In May 2010 a line of concrete trucks lined the street outside the East Austin home. Under the direction of the Code Department, crews filled tunnels Del Rio had dug underneath the house around the bomb shelter that was constructed when the house was built.
"It started out that I had that bomb shelter and I noticed that all the cedar posts that hold the house up were starting to rot away. So I replaced them all myself," Del Rio said.
The plumber said he then decided to expand the underground area.
"I was going to go ahead and do a workshop all the way across, but I was going to save one area.
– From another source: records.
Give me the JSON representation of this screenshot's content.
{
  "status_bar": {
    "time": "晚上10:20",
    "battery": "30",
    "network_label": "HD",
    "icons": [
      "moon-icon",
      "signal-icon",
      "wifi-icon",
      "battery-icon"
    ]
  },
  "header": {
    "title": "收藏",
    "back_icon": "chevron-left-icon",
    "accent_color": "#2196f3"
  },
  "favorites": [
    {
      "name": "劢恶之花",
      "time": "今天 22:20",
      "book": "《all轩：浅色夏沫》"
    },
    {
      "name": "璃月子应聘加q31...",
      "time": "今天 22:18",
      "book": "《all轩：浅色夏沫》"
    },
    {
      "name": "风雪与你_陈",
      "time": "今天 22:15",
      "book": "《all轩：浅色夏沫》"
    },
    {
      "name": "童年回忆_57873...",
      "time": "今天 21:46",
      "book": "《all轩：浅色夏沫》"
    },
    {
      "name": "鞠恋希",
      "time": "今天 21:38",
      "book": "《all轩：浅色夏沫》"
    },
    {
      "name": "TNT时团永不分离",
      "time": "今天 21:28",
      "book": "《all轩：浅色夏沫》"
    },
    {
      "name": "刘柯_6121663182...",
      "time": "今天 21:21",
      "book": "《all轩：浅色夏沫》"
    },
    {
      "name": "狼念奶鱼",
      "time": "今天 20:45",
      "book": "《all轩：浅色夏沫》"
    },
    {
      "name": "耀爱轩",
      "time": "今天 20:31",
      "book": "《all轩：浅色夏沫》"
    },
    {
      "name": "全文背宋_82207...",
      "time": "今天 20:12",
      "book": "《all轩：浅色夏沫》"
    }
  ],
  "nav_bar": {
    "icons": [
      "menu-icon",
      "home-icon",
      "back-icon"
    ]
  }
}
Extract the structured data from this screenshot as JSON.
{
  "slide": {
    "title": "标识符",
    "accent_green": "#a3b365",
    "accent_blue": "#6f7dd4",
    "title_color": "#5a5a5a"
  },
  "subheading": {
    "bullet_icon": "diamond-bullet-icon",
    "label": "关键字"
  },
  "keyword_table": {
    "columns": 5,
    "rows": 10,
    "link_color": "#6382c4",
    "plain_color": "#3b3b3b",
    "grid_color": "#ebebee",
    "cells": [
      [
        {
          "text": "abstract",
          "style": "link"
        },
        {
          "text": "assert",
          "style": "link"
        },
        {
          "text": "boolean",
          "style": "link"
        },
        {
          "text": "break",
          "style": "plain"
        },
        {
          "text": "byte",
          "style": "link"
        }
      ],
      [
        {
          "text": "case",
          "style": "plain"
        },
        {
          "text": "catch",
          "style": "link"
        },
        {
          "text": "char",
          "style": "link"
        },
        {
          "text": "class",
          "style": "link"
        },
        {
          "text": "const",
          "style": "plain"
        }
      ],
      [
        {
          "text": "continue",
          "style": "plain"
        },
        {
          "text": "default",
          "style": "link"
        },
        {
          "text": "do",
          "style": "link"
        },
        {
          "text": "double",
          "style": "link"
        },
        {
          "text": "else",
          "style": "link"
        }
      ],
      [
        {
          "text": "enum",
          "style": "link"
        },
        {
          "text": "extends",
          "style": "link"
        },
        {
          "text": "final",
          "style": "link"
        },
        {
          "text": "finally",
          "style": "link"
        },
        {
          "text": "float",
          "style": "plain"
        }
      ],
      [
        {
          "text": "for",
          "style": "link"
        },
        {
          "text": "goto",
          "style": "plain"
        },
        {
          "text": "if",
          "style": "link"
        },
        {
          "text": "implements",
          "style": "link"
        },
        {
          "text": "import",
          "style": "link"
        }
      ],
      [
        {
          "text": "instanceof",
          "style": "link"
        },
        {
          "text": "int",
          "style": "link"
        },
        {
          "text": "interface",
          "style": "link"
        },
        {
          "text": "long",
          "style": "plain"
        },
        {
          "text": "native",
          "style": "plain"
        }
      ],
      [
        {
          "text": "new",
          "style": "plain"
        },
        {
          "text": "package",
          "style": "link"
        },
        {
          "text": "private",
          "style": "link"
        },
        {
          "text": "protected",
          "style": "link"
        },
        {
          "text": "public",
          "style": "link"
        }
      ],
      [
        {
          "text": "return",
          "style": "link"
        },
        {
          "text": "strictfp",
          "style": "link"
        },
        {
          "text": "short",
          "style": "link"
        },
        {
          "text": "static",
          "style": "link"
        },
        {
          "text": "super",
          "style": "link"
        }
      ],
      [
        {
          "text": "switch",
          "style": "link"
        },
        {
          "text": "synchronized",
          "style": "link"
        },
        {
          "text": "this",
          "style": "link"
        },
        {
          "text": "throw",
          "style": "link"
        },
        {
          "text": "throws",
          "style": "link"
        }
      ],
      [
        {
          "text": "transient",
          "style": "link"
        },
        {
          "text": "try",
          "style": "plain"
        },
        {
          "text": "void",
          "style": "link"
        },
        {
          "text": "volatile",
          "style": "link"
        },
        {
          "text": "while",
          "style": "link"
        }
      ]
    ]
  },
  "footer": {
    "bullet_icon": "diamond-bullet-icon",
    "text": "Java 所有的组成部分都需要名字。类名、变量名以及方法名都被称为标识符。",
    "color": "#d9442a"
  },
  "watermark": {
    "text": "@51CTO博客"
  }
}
I got some tools that are very old that don't exist no more except for museums and stuff and I was going to make me like a museum right here and display all my old tools and such."
But Del Rio didn't have permits and he says a code enforcement officer accused him of building bombs underground. When the 22 concrete trucks filled the tunnels underneath his home, the city cut off the electricity and took away the certificate of occupancy, kicking Del Rio out.
Six years later, the legal fight to clear his name is complete and Del Rio just wants to live in his house again, but he can't because of action the city took when they removed him.
"There is no electricity. They cut off all the wires. They disconnected many active wires. The plumbing, we don't know what type of damage was done when they poured the cement," said Gavino Fernandez, Jr., District 12 Deputy Director for the Elderly of LULAC.
LULAC is stepping in to help Del Rio. Fernandez said the elderly man has been denied city funding set aside to fix houses in this neighborhood and that his calls and emails to Mayor Steve Adler and Interim City Manager Elaine Hart, asking them to intervene, have gone unanswered.
Now, LULAC is hoping the community will pitch in to fix the house so Del Rio can go back home.